The eigenvectors here are basically the lines which start from the centre and are just stretched or squeezed by the transformation. So in fact, they’re effectively also the lines along which you’re doing the stretching. There’s a good introduction here by 3Blue1Brown which covers the maths.
But this post isn’t an introduction to what eigenvectors are. It’s about what they’re for, why they might be interesting, and why someone (like me) would actually find them aesthetically appealing or, dare I say it, beautiful.
I love all rotational axes, but this one is my favourite, because I rely on it so frequently.
Appreciating that the axis we spin around is an eigenvector was the point where I started to get a feel for why linear algebra might actually be useful. It takes maths up to higher dimensions, and there are all kinds of things which just don’t have one-dimensional analogues. The only one-dimensional linear transformation is scaling, which is too simple to have many emergent structures.
At two dimensions you get things like lines of symmetry: also an eigenvector. If you ever look at a flat mirror you’re looking at an entire plane of eigenvectors. At three, you get axes of rotation.
Yes, Euler’s number, a transcendental number that just seems to show up everywhere. You’ve seen it in investment banking, you’ve seen it in complex analysis, but did you know that the humble e is also an eigenvector?
You can define a vector space over any field which has as its (infinite) basis vectors the powers of some variable X. The vectors will be whatever polynomial you’d care to name. The downside is that you can’t really use matrix multiplication to multiply your polynomials, but what can do with it instead, weirdly, is differentiate.
Polynomial differentiation basically amounts to breaking the polynomial into powers of X and then multiplying them by a fixed integer and shifting them down a place. You take the coefficient of X3, multiply it by 3, and that’s the new coefficient for X2. In other words, you want a matrix where the nth row is empty except for the n+1st column, which is n+1. So it’s an offset diagonal. And this matrix will do differentiation for you.
I know what you’re thinking, what you’re positively clamouring: does it have an eigenvector? Yes, yes it does. One way you could try to work out this eigenvector is by hand. The other would be to ask yourself what polynomial, when differentiated, is at most linearly scaled. Either way you’d get an infinite expansion where the coefficients are the reciprocals of factorials - in other words, e^x.
One of the more unsettling things to emerge from developments in facial recognition is the Eigenface. Facial recognition, like all machine learning wizardry, involves putting things in very high dimensional vector spaces and then doing something involving probability. If you do something particularly unsettling to the covariance matrix you get something like a set of basis vectors for human faces.

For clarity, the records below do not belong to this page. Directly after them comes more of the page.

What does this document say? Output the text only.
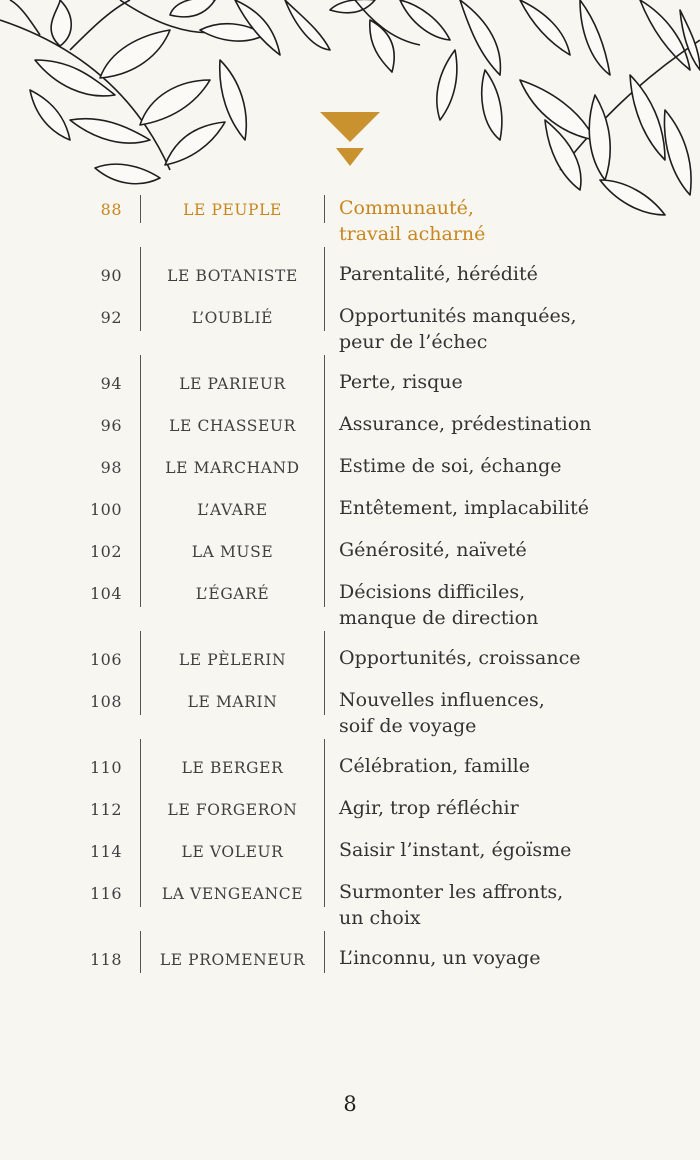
88	LE PEUPLE	Communauté,
travail acharné
90	LE BOTANISTE	Parentalité, hérédité
92	L’OUBLIÉ	Opportunités manquées,
peur de l’échec
94	LE PARIEUR	Perte, risque
96	LE CHASSEUR	Assurance, prédestination
98	LE MARCHAND	Estime de soi, échange
100	L’AVARE	Entêtement, implacabilité
102	LA MUSE	Générosité, naïveté
104	L’ÉGARÉ	Décisions difficiles,
manque de direction
106	LE PÈLERIN	Opportunités, croissance
108	LE MARIN	Nouvelles influences,
soif de voyage
110	LE BERGER	Célébration, famille
112	LE FORGERON	Agir, trop réfléchir
114	LE VOLEUR	Saisir l’instant, égoïsme
116	LA VENGEANCE	Surmonter les affronts,
un choix
118	LE PROMENEUR	L’inconnu, un voyage
8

It turns out that linear combinations of not that many eigenfaces can approximate any picture of a face pretty reliably. This means you can very efficiently store enormous databases of people’s faces to reliably pick them out. Terrifying, yes, but also pretty interesting.
There’s no chance I’m gonna be able to express this succinctly because it’s nuts and weird. I offer this with no justification.

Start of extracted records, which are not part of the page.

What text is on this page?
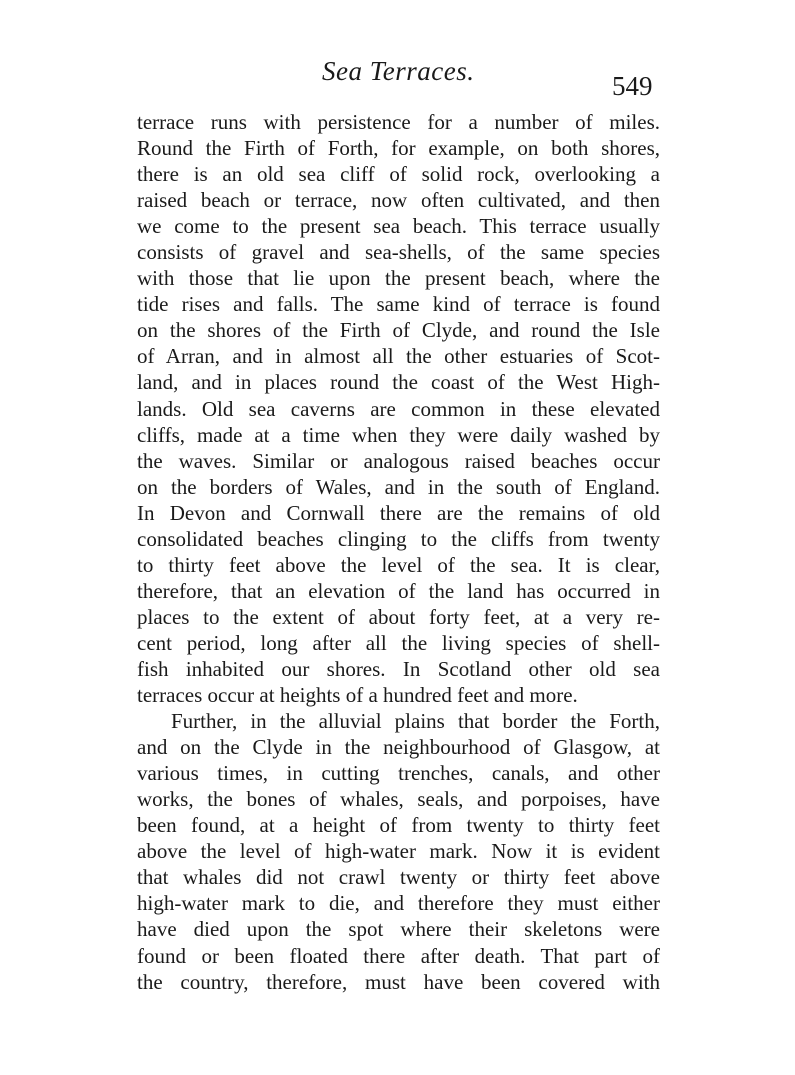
Sea Terraces.	549
terrace runs with persistence for a number of miles.
Round the Firth of Forth, for example, on both shores,
there is an old sea cliff of solid rock, overlooking a
raised beach or terrace, now often cultivated, and then
we come to the present sea beach. This terrace usually
consists of gravel and sea-shells, of the same species
with those that lie upon the present beach, where the
tide rises and falls. The same kind of terrace is found
on the shores of the Firth of Clyde, and round the Isle
of Arran, and in almost all the other estuaries of Scot-
land, and in places round the coast of the West High-
lands. Old sea caverns are common in these elevated
cliffs, made at a time when they were daily washed by
the waves. Similar or analogous raised beaches occur
on the borders of Wales, and in the south of England.
In Devon and Cornwall there are the remains of old
consolidated beaches clinging to the cliffs from twenty
to thirty feet above the level of the sea. It is clear,
therefore, that an elevation of the land has occurred in
places to the extent of about forty feet, at a very re-
cent period, long after all the living species of shell-
fish inhabited our shores. In Scotland other old sea
terraces occur at heights of a hundred feet and more.
Further, in the alluvial plains that border the Forth,
and on the Clyde in the neighbourhood of Glasgow, at
various times, in cutting trenches, canals, and other
works, the bones of whales, seals, and porpoises, have
been found, at a height of from twenty to thirty feet
above the level of high-water mark. Now it is evident
that whales did not crawl twenty or thirty feet above
high-water mark to die, and therefore they must either
have died upon the spot where their skeletons were
found or been floated there after death. That part of
the country, therefore, must have been covered with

Basically most people’s intuitive sense that spacetime has a future, and a past, and this thin slice in the middle that we call the present, gradually shifting forwards, is totally wrong. The reason is that once you start moving quickly it warps time around you. Thanks, Einstein.
The good news is there’s something a bit like the thing you’d want there to be: you can trace out a pair of four-dimensional cones coming out of any point in spacetime, stretching into the past and the future at the speed of light: lightcones. They represent every point in spacetime that can causally affect you, or that you can causally affect, respectively. These keep the nice transitive properties of time: the past-lightcone of a particle in spacetime contains the past-lightcones of the particle at every previous moment in time, and so on. Everything outside the lightcones is a temporal wasteland though. Whether those points in spacetime are in the past or the future is entirely dependent on how fast you’re moving.
The way that you make transformations in spacetime to translate between different frames of reference is the Lorentz Transformations in Minkowski Space (which is bizarre by the way - turns out time is basically imaginary space) and the eigenvectors of the Lorentz Transformations are, of course, the lightcone.
How does special relativity warp spacetime? By stretching the lightcone.
I know, it’s nothing fancy, but it’s dear to my heart. Let’s take a moment to appreciate the fact that when you’ve got a diagonalisable matrix and an invertible change of basis matrix, you can exponentiate it in a reasonable length of time, and all you have to do is compute the eigenvectors.
It might not seem like much, but if not for this simple fact we would surely never have been able to build the towering transformer models which help Google to answer our questions and which will one day replace all our functions of government.